最后一波的攻击在那一刻同时降临。物理层面的天魔形体以实体形态凝聚成一道与飞舟同等尺寸的巨大轮廓,那轮廓以与七件仙器联合光芒完全相反的色泽呈现着。七件仙器的光芒在同一时刻以全力释放着各自的力量,将那轮廓以持续的冲击逼退到飞舟外围的安全距离之外。赵栋梁的金色火焰、沈毅然的紫霄雷光、青汐的风力屏障、石虎的土行屏障、雪漓的冰层冻结——五道力量以各自的方式在飞舟的外围汇聚成一道如同被重新装订后的旧书脊般的完整防线。

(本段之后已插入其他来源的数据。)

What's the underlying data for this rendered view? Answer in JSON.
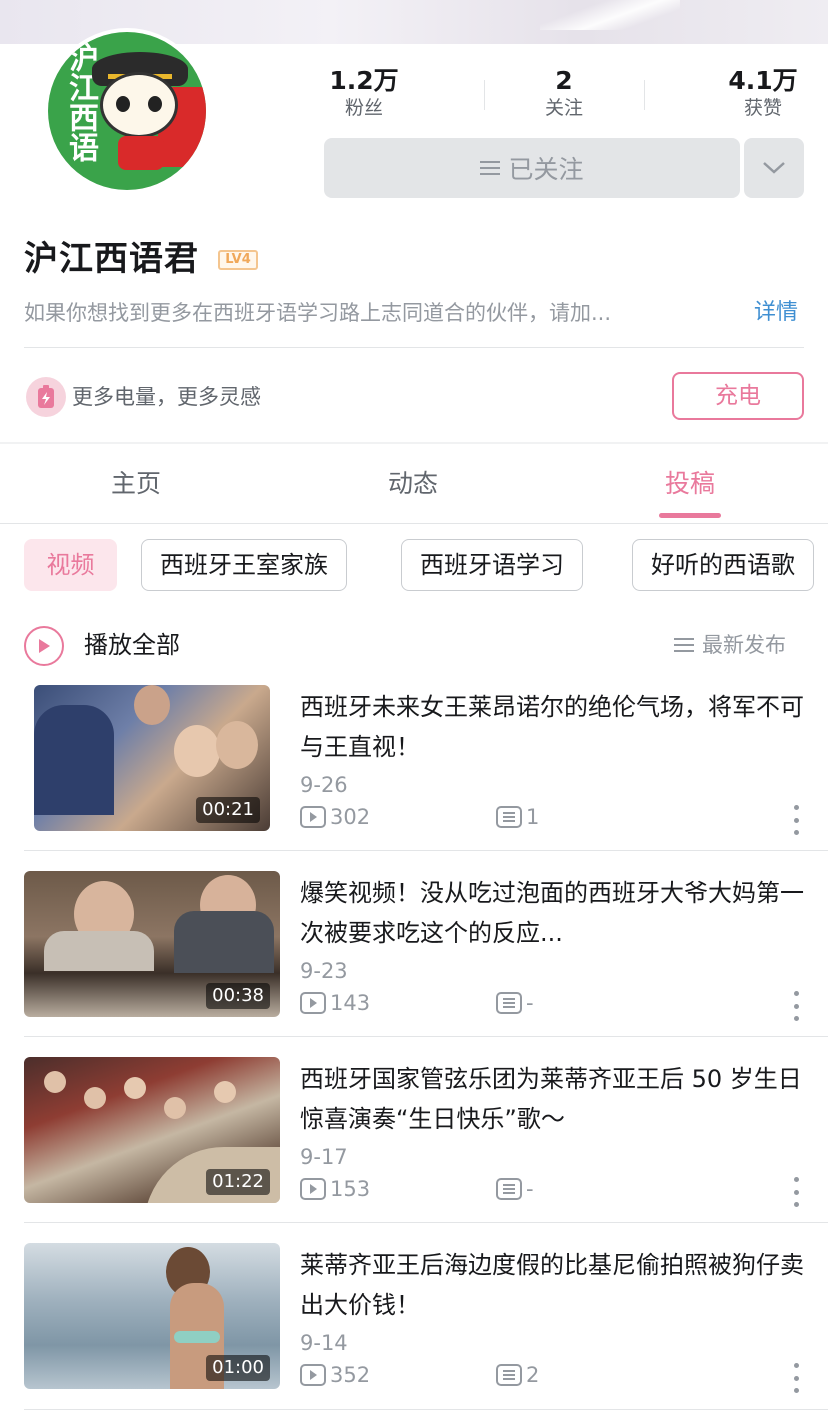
{
  "profile": {
    "name": "沪江西语君",
    "level": "LV4",
    "avatar_text": "沪江西语",
    "bio": "如果你想找到更多在西班牙语学习路上志同道合的伙伴，请加...",
    "bio_detail": "详情",
    "stats": [
      {
        "value": "1.2万",
        "label": "粉丝"
      },
      {
        "value": "2",
        "label": "关注"
      },
      {
        "value": "4.1万",
        "label": "获赞"
      }
    ],
    "follow_label": "已关注"
  },
  "charge": {
    "text": "更多电量，更多灵感",
    "button": "充电"
  },
  "tabs": [
    {
      "label": "主页",
      "active": false
    },
    {
      "label": "动态",
      "active": false
    },
    {
      "label": "投稿",
      "active": true
    }
  ],
  "chips": [
    {
      "label": "视频",
      "active": true
    },
    {
      "label": "西班牙王室家族",
      "active": false
    },
    {
      "label": "西班牙语学习",
      "active": false
    },
    {
      "label": "好听的西语歌",
      "active": false
    }
  ],
  "list_header": {
    "play_all": "播放全部",
    "sort": "最新发布"
  },
  "videos": [
    {
      "title": "西班牙未来女王莱昂诺尔的绝伦气场，将军不可与王直视！",
      "date": "9-26",
      "plays": "302",
      "comments": "1",
      "duration": "00:21"
    },
    {
      "title": "爆笑视频！没从吃过泡面的西班牙大爷大妈第一次被要求吃这个的反应...",
      "date": "9-23",
      "plays": "143",
      "comments": "-",
      "duration": "00:38"
    },
    {
      "title": "西班牙国家管弦乐团为莱蒂齐亚王后 50 岁生日惊喜演奏“生日快乐”歌～",
      "date": "9-17",
      "plays": "153",
      "comments": "-",
      "duration": "01:22"
    },
    {
      "title": "莱蒂齐亚王后海边度假的比基尼偷拍照被狗仔卖出大价钱！",
      "date": "9-14",
      "plays": "352",
      "comments": "2",
      "duration": "01:00"
    }
  ],
  "colors": {
    "accent": "#e9799c",
    "link": "#3f8fd2",
    "muted": "#9499a0"
  }
}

而在精神层面,每个渡劫者都在那一刻看到了自己的魔化自我以完全相同的形态站在自己面前。那些魔我以与本人完全相同的容貌、完全相同的修为、完全相同的功法呈现着,如同一面被同时映射了所有渡劫者画像的旧镜子中那些正在以各自的方式与各自的本人相对而立的身影。

赵栋梁与自己的魔我在意识空间中相对而立。那个魔我手持一柄与烈阳刀完全相同的暗色刀影,刀身上燃烧着与赤阳焱心本质相反的黑焰。它的声音以与赵栋梁完全相同的音色响起:“你保护不了所有人。那些你未能保护的人——每一个都在你心中留下了一道裂痕。那些裂痕在持续的积累中已经改变了你的本质。”

赵栋梁的烈阳刀在那一刻以恒定的速度向前推进着。那些金色火焰在持续的光芒中保持着恒定的温度与亮度。他开口时声音不高,却清晰得如同被反复刻入旧木中的文字:“你说得对。我确实无法保护所有人。但我不再是为了弥补失去而战斗了——那些失去的人教会了我如何去守护活着的人。”

烈阳刀的金色火焰在那一刻猛然明亮了数倍。那光芒以稳定的速度覆盖了整个意识空间,在接触到魔我的阴影时产生了如同旧纸张被点燃后的持续燃烧。那道以赵栋梁执念为基础塑造的暗色轮廓在持续的燃烧中逐渐变得透明。

楚锋在那一刻以剑意中“停”的那一面切断了魔我的攻势。林砚秋以符笔在符文迷宫中重新排列了那些正在被天魔力量重新组合的符文。周行野以厚土神壤感知到了地脉情绪层面的完整状态,将那些正在被重新排列的结构以与之前相同的方式重新固定回原有的位置。陆明轩以千障木心的生机之力在那些正在消散的幻象中重新连接了那些正在断裂的生命脉络。

飞舟外围那些以实体形态存在的天魔形体在同一时刻全部消散了。那些消散后的痕迹如同被同时吹灭的旧烛台中那些以完全相同的速度减弱着自身亮度的烛火。七件仙器的光芒在那一刻收敛回了各自的核心节点。

核心舱室中恢复了平静。那些在持续的精神战斗中消耗了大量心力的身影以各自的方式站在原地,每一道气息都带着如同被反复淬炼后的旧铁般的沉凝与稳定。飞舟的所有节点在同时恢复了稳定的运转,所有的灵力都在以预设的路径流动着,如同一本被重新装订后依然保留了所有原始页码的旧书在持续的平复中逐渐适应了新的装订方式与连接顺序。

顾思诚以量天尺的清辉扫过所有同伴的气息状态,尺身上的符文在每一次确认时都以完整的循环流转,如同一根被持续点燃的旧引信在每一次确认后都留下了一道短暂的光痕。他开口时声音在已经归于平静的核心舱室中以稳定的速度扩散着:“天魔劫已经渡过了。物理层面的天魔已经被驱散,精神层面的魔我已经被击碎。飞舟的结构完整无损,所有人的道心都完成了最终的确认。从现在开始,飞舟可以随时启航了。”